Miami is no longer a "sanctuary city" and has requested to be removed from an Obama-era list of cities that will not cooperate with immigration officials. In a letter from the Department of Justice, the DOJ confirmed that Miami-Dade County was now in compliance with section 1373 and would therefore be eligible to receive $481,347 in a Byrne JAG grant.
In late July, Attorney General Jeff Sessions announced new policies that would strip federal money in the form of Byrne JAG grants from cities that act as "sanctuary cities" for illegal immigrants. This letter confirms that Miami is the first large city to successfully shift from being a "sanctuary city."
Miami Mayor Carlos Gimenez did away with the county's sanctuary policy following the inauguration of President Donald Trump and instructed the county's jails to follow suit and work with immigration officers. Evidence of this compliance was submitted to the DOJ to ensure that Miami would stay eligible for various grants.
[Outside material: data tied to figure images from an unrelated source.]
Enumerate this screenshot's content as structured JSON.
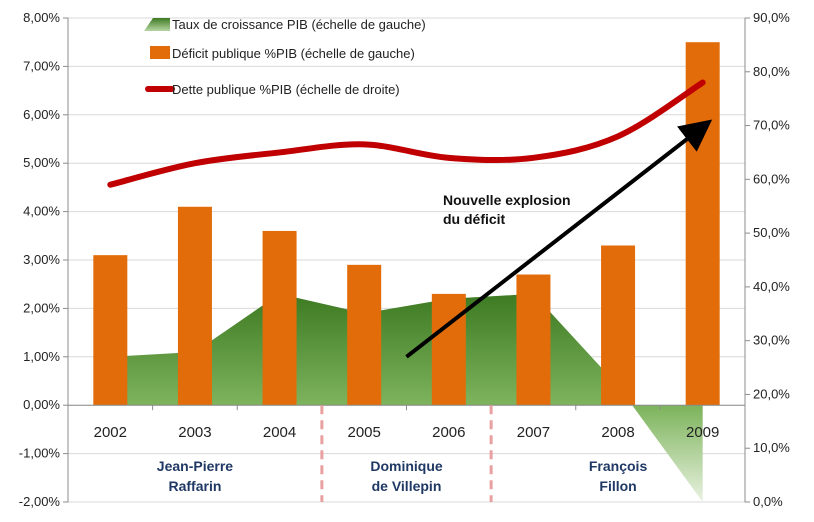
{
  "chart_data": {
    "type": "bar",
    "categories": [
      "2002",
      "2003",
      "2004",
      "2005",
      "2006",
      "2007",
      "2008",
      "2009"
    ],
    "series": [
      {
        "name": "Taux de croissance PIB (échelle de gauche)",
        "type": "area",
        "axis": "left",
        "color": "#4e8c30",
        "values": [
          1.0,
          1.1,
          2.3,
          1.9,
          2.2,
          2.3,
          0.4,
          -2.0
        ]
      },
      {
        "name": "Déficit publique %PIB (échelle de gauche)",
        "type": "bar",
        "axis": "left",
        "color": "#e36c0a",
        "values": [
          3.1,
          4.1,
          3.6,
          2.9,
          2.3,
          2.7,
          3.3,
          7.5
        ]
      },
      {
        "name": "Dette publique %PIB (échelle de droite)",
        "type": "line",
        "axis": "right",
        "color": "#c00000",
        "values": [
          59,
          63,
          65,
          66.5,
          64,
          64,
          68,
          78
        ]
      }
    ],
    "left_axis": {
      "ylim": [
        -2,
        8
      ],
      "ticks": [
        "8,00%",
        "7,00%",
        "6,00%",
        "5,00%",
        "4,00%",
        "3,00%",
        "2,00%",
        "1,00%",
        "0,00%",
        "-1,00%",
        "-2,00%"
      ]
    },
    "right_axis": {
      "ylim": [
        0,
        90
      ],
      "ticks": [
        "90,0%",
        "80,0%",
        "70,0%",
        "60,0%",
        "50,0%",
        "40,0%",
        "30,0%",
        "20,0%",
        "10,0%",
        "0,0%"
      ]
    },
    "grid": true,
    "legend_position": "top-left",
    "annotation": {
      "lines": [
        "Nouvelle explosion",
        "du déficit"
      ],
      "arrow_from": {
        "x_index": 3.5,
        "y_left": 1.0
      },
      "arrow_to": {
        "x_index": 7.0,
        "y_left": 5.75
      }
    },
    "periods": [
      {
        "lines": [
          "Jean-Pierre",
          "Raffarin"
        ],
        "start_index": 0,
        "end_index": 2
      },
      {
        "lines": [
          "Dominique",
          "de Villepin"
        ],
        "start_index": 3,
        "end_index": 4
      },
      {
        "lines": [
          "François",
          "Fillon"
        ],
        "start_index": 5,
        "end_index": 7
      }
    ],
    "colors": {
      "bar": "#e36c0a",
      "area": "#4e8c30",
      "line": "#c00000",
      "arrow": "#000000",
      "period_text": "#1f3864",
      "separator": "#e8a0a0"
    }
  }
}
Shortly after President Donald Trump took office promising an immigration crackdown, Gimenez reversed a 2013 county policy and ordered Miami-Dade jails to begin honoring requests by immigration officers to extend the detentions of people in local custody who are also being sought for possible deportation.
Miami-Dade is the only large jurisdiction known to have made that kind of change, which the County Commission endorsed in February. As a result, it has been assumed Miami-Dade would be shielded from any loss of federal funds the Trump administration engineered as part of a broader effort to punish communities not cooperating on immigration detentions.
While it's not exactly a surprise that the threat of loss of federal funding worked, it is kind of interesting at just how fast this occurred. Immigration laws exist for a reason, and they should be followed. This is basic law and order.
Meanwhile, on the other end of the immigration spectrum, Chicago is suing to keep its "sanctuary city" policy.